Before children begin to read they need to be able to hear and distinguish the different sounds that make up words. Children then need to be able to segment (take apart) these sounds, and blend them together. Children need to identify the letters of the alphabet and connect each letter to a sound. The following is designed to provide a brief introduction to teaching these skills.
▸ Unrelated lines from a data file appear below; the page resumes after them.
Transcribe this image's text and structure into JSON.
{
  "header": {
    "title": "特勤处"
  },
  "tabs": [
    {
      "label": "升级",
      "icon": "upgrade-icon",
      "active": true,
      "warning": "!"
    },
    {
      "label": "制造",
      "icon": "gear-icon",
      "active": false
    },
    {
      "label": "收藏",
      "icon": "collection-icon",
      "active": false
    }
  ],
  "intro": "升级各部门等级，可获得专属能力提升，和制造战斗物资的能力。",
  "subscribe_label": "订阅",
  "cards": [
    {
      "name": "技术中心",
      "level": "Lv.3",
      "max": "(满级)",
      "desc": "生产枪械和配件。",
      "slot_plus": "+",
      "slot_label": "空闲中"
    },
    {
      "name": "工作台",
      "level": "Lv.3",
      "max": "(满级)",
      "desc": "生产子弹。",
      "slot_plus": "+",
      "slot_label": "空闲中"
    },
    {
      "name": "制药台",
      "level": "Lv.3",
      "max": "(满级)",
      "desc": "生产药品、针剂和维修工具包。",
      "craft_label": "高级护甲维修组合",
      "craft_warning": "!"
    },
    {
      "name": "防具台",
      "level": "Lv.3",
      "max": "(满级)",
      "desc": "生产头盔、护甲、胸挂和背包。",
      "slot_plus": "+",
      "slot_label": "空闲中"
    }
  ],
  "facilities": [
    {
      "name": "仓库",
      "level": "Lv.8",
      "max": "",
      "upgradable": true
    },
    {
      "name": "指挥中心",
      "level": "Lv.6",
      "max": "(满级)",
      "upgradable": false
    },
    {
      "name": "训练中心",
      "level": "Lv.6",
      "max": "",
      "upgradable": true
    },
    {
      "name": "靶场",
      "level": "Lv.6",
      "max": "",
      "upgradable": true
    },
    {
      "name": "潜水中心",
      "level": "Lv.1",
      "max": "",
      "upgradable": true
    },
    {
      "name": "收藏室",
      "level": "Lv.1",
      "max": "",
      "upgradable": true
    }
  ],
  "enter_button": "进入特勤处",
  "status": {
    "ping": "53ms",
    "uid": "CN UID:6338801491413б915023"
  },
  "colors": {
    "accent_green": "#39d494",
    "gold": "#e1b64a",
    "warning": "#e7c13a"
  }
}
  • Bingo and dice games can be used to practice any skill. Take turns. Use your turn to model correct responses, or get some wrong and see if the child catches you and explains why you were wrong.
  • Anytime you add movement, feeling, story, and visuals as ways to teach, student retention is better.
  • Retention is best if the student can teach the skill him/herself.

 Blending

  • When using written letters to blend, they should be letters the child is confident with.
  • After a word is successfully blended, use or define the word. Always emphasize that words have meaning.
  • Blend a picture to explain what blending is. (“Now we see part of the cat, but not the whole cat – just like the c tells us part of the word, but not the whole word.”)
  • Sound boxes and tokens. Ask Karin for a handout about this if you are interested.
  • Blending Pathway. Right hand starts at left shoulder for first sound, bounces to inside of elbow for second sound, then lands on wrist for third sound.
  • Say words in segments and have student blend the sounds to make a word.

Segmenting

  • What is the first/last sound of “can”?
  • Bullseye is a game where the student has three choices for what the middle vowel sound in a word is. The card has a picture and three finger-sized holes with a vowel above each hole.  If the child sticks her or his finger in the hole below the correct vowel and looks at the back of the card, his or her finger will be in the middle of the bullseye.  At first you may want to just give two choices then broaden the choices.  Bullseye can be used for many skills, including beginning and ending sounds.
  • Student holds letters s/he is confident with and chooses the letter that the word you say begins/ends with.
  • Student holds the vowel cards and picks the vowel for each word teacher says.
  • “How many sounds in bat?”  Student could lay a chip down for each sound or count on fingers.
  • “Can you say bat without the /b/?”
  • Making words by writing or using pre-made letters.

 Rhyming

  • “Do you hear the /at/ at the end of cat? Mat? Sis? Sat?”
  • “Are these the same at the end?” Top, Mop. Dark, Bark. Sam, Tim.
  • Word Families:
    • Flip cards (Word ending stays the same and various beginning blends are flipped or placed in front of the ending.)
    • Plastic word parts to put together and try to make real words
    • Paper and two colors of pens, one color for common ending and a second color for various beginnings to make many words
    • List words with the same ending and highlight the rhyming part
  • Match rhyming pictures.

Alphabet

  • Teach a few dissimilar letters at a time.
  • Use clay, Wikki Stix, and tracing.
  • Pop Up. Student jumps up with letter and says sound or letter name when student hears the sound.
  • Run around and label objects with the letter.
  • Play I Spy. “I spy something on the table that begins with /t/.
  • “What words begin with the ____ sound?”
  • Review known letter sounds every day.

Feel how you physically say letter and teach student. Also notice by feeling your throat if it is a voiced or breath letter.